2. Tension-type headache

Previously used terms:
Tension headache; muscle contraction headache; psychomyogenic headache; stress headache; ordinary headache; essential headache; idiopathic headache; psychogenic headache.

Coded elsewhere:
Tension-type-like headache attributed to another disorder is coded to that disorder.

General comment
Primary or secondary headache or both?
When a headache with the characteristics of tension-type characteristics occurs for the first time in close temporal relation to another disorder that is a known to cause headache, or fulfils other criteria for causation by that disorder, the new headache is coded as a secondary headache attributed to the causative disorder. When pre-existing tension-type headache becomes chronic in close temporal relation to such a causative disorder, both the initial tension-type headache diagnosis and the secondary diagnosis should be given. When pre-existing tension-type headache is made significantly worse (usually meaning a two-fold or greater increase in frequency and/or severity) in close temporal relation to such a causative disorder, both the initial tension-type headache diagnosis and the secondary diagnosis should be given, provided that there is good evidence that the disorder can cause headache. In the case of chronic tension-type headache with medication overuse, a close temporal relation is often difficult to establish. Therefore, both diagnoses, 2.3 Chronic tension-type headache and 8.2 Medication-overuse headache, should be given in all such cases.

2. Tension-type headache is very common, with a lifetime prevalence in the general population ranging between 30% and 78% in different studies, and it has a very high socio-economic impact.

Whilst this type of headache was previously considered to be primarily psychogenic, a number of studies have appeared after publication of ICHD-I that strongly suggest a neurobiological basis, at least for the more severe subtypes of tension-type headache.

The division of 2. Tension-type headache into episodic and chronic subtypes, which was introduced in ICHD-I, has proved extremely useful. In ICHD-II, the episodic form was further subdivided into an infrequent subform with headache episodes less than once per month and a frequent subform. 2.3 Chronic tension-type headache is a serious disease, causing greatly decreased quality of life and high disability. 2.2 Frequent episodic tension-type headache can be associated with considerable disability, and sometimes warrants treatment with expensive drugs. In contrast, 2.1 Infrequent episodic tension-type headache, which occurs in almost the entire population, usually has very little impact on the individual and, in most instances, requires no attention from the medical profession. The distinction of 2.1 Infrequent episodic tension-type headache from 2.2 Frequent episodic tension-type headache thus separates individuals who typically do not require medical management, and avoids categorizing almost the entire population as having a significant headache disorder, yet allows their headaches to be classified.

The exact mechanisms of 2. Tension-type headache are not known. Peripheral pain mechanisms are most likely to play a role in 2.1 Infrequent episodic tension-type headache and 2.2 Frequent episodic tension-type headache, whereas central pain mechanisms play a more important role in 2.3 Chronic tension-type headache. Increased pericranial tenderness recorded by manual palpation is the most significant abnormal finding in patients with tension-type headache. The tenderness is typically present interictally, is further increased during actual headache and increases with the intensity and frequency of headaches. Pericranial tenderness is easily recorded by manual palpation by small rotating movements and a firm pressure (preferably aided by use of a palpometer) with the second and third finger on the frontal, temporal, masseter, pterygoid, sternocleidomastoid, splenius and trapezius muscles. Local tenderness scores of 0-3 for each muscle can be summed to yield a total tenderness score for each individual. Palpation is a useful guide for treatment strategy. It also adds value and credibility to the explanations given to the patient.

Increased tenderness is most likely of pathophysiological importance. The Classification Committee encourages further research into the pathophysiological mechanisms and treatment of 2. Tension-type headache. With this aim, ICHD-II distingushed patients with and without such disorder of the pericranial muscles, and this subdivision is maintained in ICHD-3 (beta) to stimulate further research in this area.

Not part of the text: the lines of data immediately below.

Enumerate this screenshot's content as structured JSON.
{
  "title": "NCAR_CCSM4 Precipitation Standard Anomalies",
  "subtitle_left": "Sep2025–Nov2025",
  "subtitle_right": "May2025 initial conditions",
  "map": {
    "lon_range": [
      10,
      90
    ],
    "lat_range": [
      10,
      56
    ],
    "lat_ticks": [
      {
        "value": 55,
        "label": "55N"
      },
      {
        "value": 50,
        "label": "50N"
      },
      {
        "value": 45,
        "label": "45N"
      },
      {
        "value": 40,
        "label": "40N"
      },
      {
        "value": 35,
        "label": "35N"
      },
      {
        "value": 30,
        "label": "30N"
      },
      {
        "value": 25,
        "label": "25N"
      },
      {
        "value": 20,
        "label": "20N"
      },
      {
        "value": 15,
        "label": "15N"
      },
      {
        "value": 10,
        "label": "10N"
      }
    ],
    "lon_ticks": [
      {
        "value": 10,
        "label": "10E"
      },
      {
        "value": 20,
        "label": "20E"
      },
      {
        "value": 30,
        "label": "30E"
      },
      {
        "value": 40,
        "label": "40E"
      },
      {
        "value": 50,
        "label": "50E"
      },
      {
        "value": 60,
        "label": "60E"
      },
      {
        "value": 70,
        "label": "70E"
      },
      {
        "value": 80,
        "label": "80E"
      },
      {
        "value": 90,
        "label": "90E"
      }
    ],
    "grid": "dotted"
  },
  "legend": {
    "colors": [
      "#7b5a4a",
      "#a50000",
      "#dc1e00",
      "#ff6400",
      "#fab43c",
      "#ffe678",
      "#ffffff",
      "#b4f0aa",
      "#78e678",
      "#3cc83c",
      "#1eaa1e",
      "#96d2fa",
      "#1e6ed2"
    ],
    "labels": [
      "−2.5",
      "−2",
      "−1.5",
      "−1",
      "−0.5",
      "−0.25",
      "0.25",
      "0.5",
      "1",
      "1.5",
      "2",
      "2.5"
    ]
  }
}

The diagnostic difficulty most often encountered among the primary headache disorders is to discriminate between tension-type headache and mild migraine without aura. This is more so because patients with frequent headaches often suffer from both disorders. It has been suggested to tighten the diagnostic criteria for 2. Tension-type headache in the hope of excluding migraine that phenotypically resembles tension-type headache. Such an increase in specificity would, at the same time, reduce the sensitivity of the criteria, resulting in a larger proportion of patients whose headaches could be classified only as 2.4 Probable tension-type headache or 1.5 Probable migraine. Stricter diagnostic criteria for 2. Tension-type headache were proposed in the Appendix of ICHD-II, as A2. Tension-type headache, but so far with no evidence that such a change would be beneficial. These stricter diagnostic criteria remain in the Appendix, for research purposes only. The Classification Committee recommends comparisons between patients diagnosed according to each set of criteria, not only for characterization of clinical features but also for enquiry into pathophysiological mechanisms and response to treatments.